9
votes

In the Fast RCNN approach, region proposals in the original image are projected onto the output of the final convolutional feature map. In the case of the VGG net, the input image is of size 224 x 244 and the final output of the convolutional feature map 14 x 14 x 512.

Does this mean that proposals on the input image are projected onto the feature map for ROI pooling ? Is the projection a simple scaling of the bounding box ?

1

1 Answers

1
votes

This article gives a good description of RoI pooling and how you get the RoI BB equivalent for the feature map from the original label.

https://medium.com/datadriveninvestor/review-on-fast-rcnn-202c9eadd23b

Basically, the goal of RoI pooling is to output a fixed size feature map from an arbitrary size section of the CNN output feature map.

To do this, you have to do RoI projection to translate the RoI BB (x,y,h,w) from the original image to the RoI BB you need in the feature map.

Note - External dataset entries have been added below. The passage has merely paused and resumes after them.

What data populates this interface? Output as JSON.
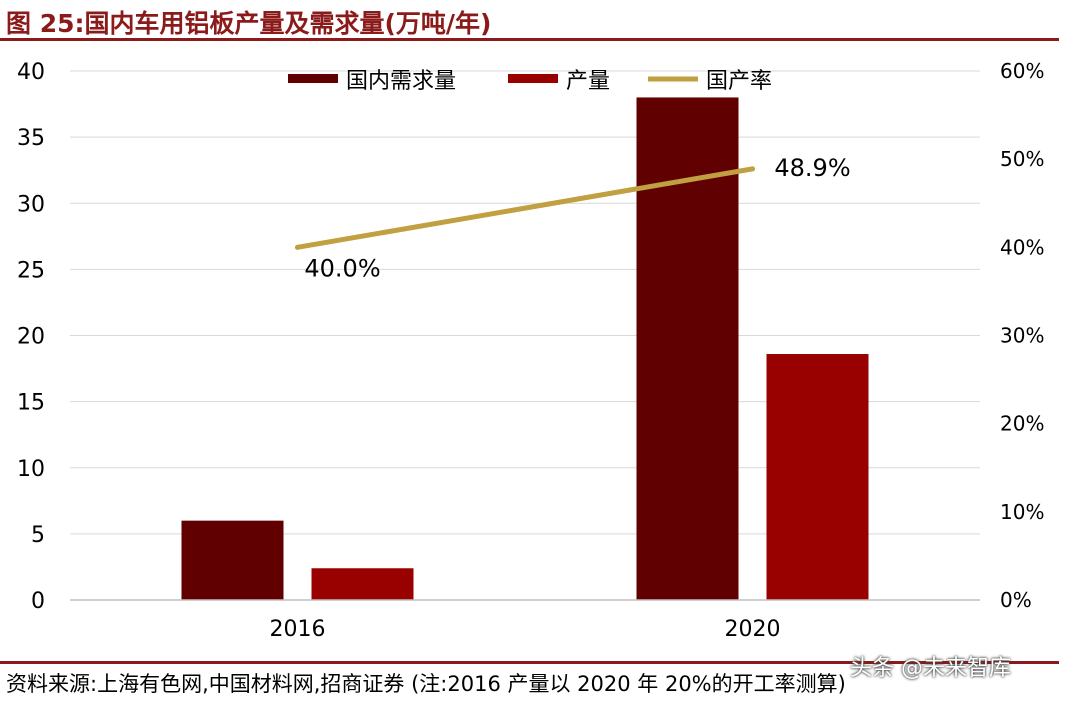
{
  "figure_title": "图 25:国内车用铝板产量及需求量(万吨/年)",
  "source_note": "资料来源:上海有色网,中国材料网,招商证券 (注:2016 产量以 2020 年 20%的开工率测算)",
  "watermark": "头条 @未来智库",
  "colors": {
    "demand": "#600000",
    "production": "#990000",
    "rate": "#C0A040",
    "title": "#8B1A1A",
    "grid": "#D9D9D9"
  },
  "chart_data": {
    "type": "bar",
    "categories": [
      "2016",
      "2020"
    ],
    "series": [
      {
        "name": "国内需求量",
        "kind": "bar",
        "axis": "left",
        "values": [
          6,
          38
        ]
      },
      {
        "name": "产量",
        "kind": "bar",
        "axis": "left",
        "values": [
          2.4,
          18.6
        ]
      },
      {
        "name": "国产率",
        "kind": "line",
        "axis": "right",
        "values": [
          40.0,
          48.9
        ],
        "labels": [
          "40.0%",
          "48.9%"
        ]
      }
    ],
    "y_left": {
      "min": 0,
      "max": 40,
      "ticks": [
        "0",
        "5",
        "10",
        "15",
        "20",
        "25",
        "30",
        "35",
        "40"
      ]
    },
    "y_right": {
      "min": 0,
      "max": 60,
      "ticks": [
        "0%",
        "10%",
        "20%",
        "30%",
        "40%",
        "50%",
        "60%"
      ]
    },
    "grid": true,
    "legend": "top-center"
  }
}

This is done by scaling it based on the sub-sampling ratio.

Ex.)

  • If your image is 18x18 and your feature map is 3x3 then your sub-sampling ratio is 3/18.
  • To get your projected RoI BB, then you multiply that by your original BB values like x' = (3/18)x

Then you just do the pooling on that section of the feature map, with an H×W number of pooling windows with sizes ~h'/H×w'/W where H and W are the height and width of your target output for the pooling layer.

The article gives a much better description and I encourage you to check it out and the original paper!